4.14 De subsidiaire vordering betreft drie onderdelen (B., C. en E.) waarvan het hof hiervoor heeft geoordeeld die niet voor toewijzing in aanmerking komen zodat ook de subsidiaire vordering wordt afgewezen. Voor schadevergoeding is in het geheel geen grond aanwezig, zodat ook de meer subsidiaire vordering tot toewijzing van proportionele schadevergoeding niet voor toewijzing in aanmerking kan komen.
4.15 Een en ander brengt het hof tot dezelfde conclusie als de rechtbank, namelijk dat de vorderingen van Office Depot afgewezen moeten worden. Door Office Depot zijn geen feiten of omstandigheden gesteld die, indien bewezen, tot een ander oordeel leiden zodat het bewijsaanbod van Office Depot als niet relevant wordt gepasseerd. De grieven worden verworpen en het vonnis waarvan beroep wordt bekrachtigd, met veroordeling van Office Depot als de in het ongelijk gestelde partij in de kosten van het hoger beroep.

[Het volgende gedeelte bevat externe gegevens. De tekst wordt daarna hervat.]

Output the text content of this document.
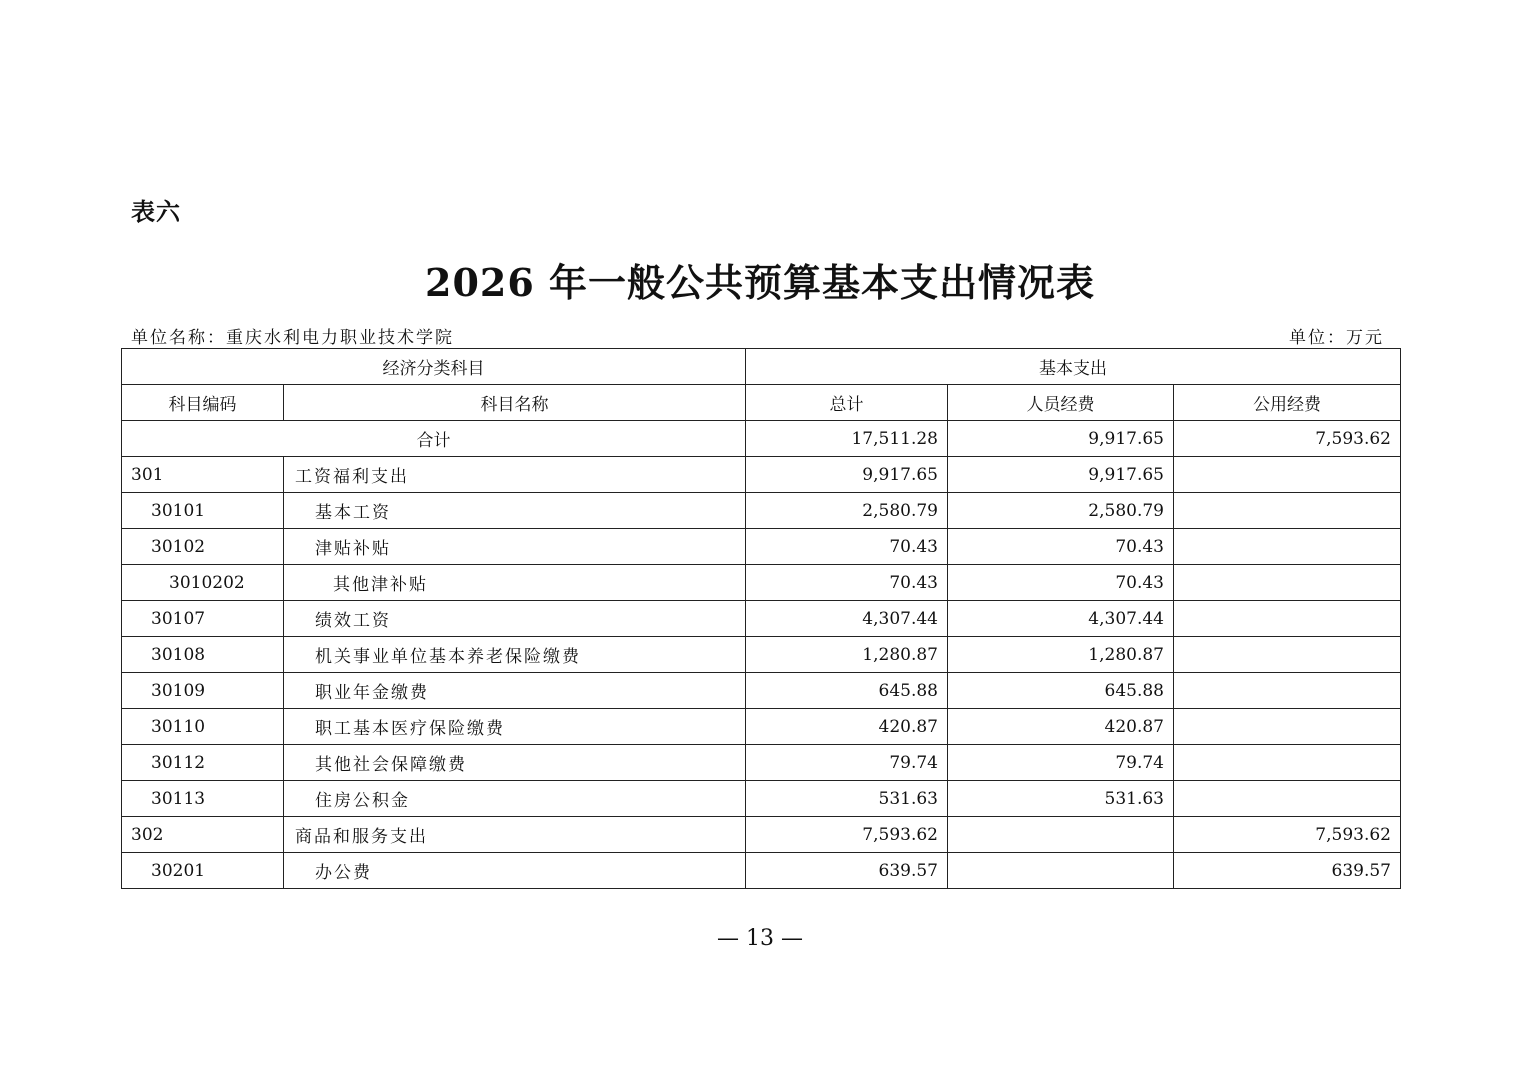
表六
2026 年一般公共预算基本支出情况表
单位名称：重庆水利电力职业技术学院	单位：万元
经济分类科目		基本支出		
科目编码	科目名称	总计	人员经费	公用经费
合计		17,511.28	9,917.65	7,593.62
301	工资福利支出	9,917.65	9,917.65	
30101	基本工资	2,580.79	2,580.79	
30102	津贴补贴	70.43	70.43	
3010202	其他津补贴	70.43	70.43	
30107	绩效工资	4,307.44	4,307.44	
30108	机关事业单位基本养老保险缴费	1,280.87	1,280.87	
30109	职业年金缴费	645.88	645.88	
30110	职工基本医疗保险缴费	420.87	420.87	
30112	其他社会保障缴费	79.74	79.74	
30113	住房公积金	531.63	531.63	
302	商品和服务支出	7,593.62		7,593.62
30201	办公费	639.57		639.57
— 13 —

bekrachtigt het vonnis waarvan beroep;
veroordeelt Office Depot in de kosten van het geding in hoger beroep, tot op deze uitspraak aan de zijde van de Gemeente begroot op € 5.240,= aan vast recht en op € 2.632,= aan salaris advocaat;
verklaart deze proceskostenveroordeling uitvoerbaar bij voorraad.
Dit arrest is gewezen door mrs. Brandenburg, Meulenbroek en Begheyn en in het openbaar uitgesproken door de rolraadsheer op 23 november 2010.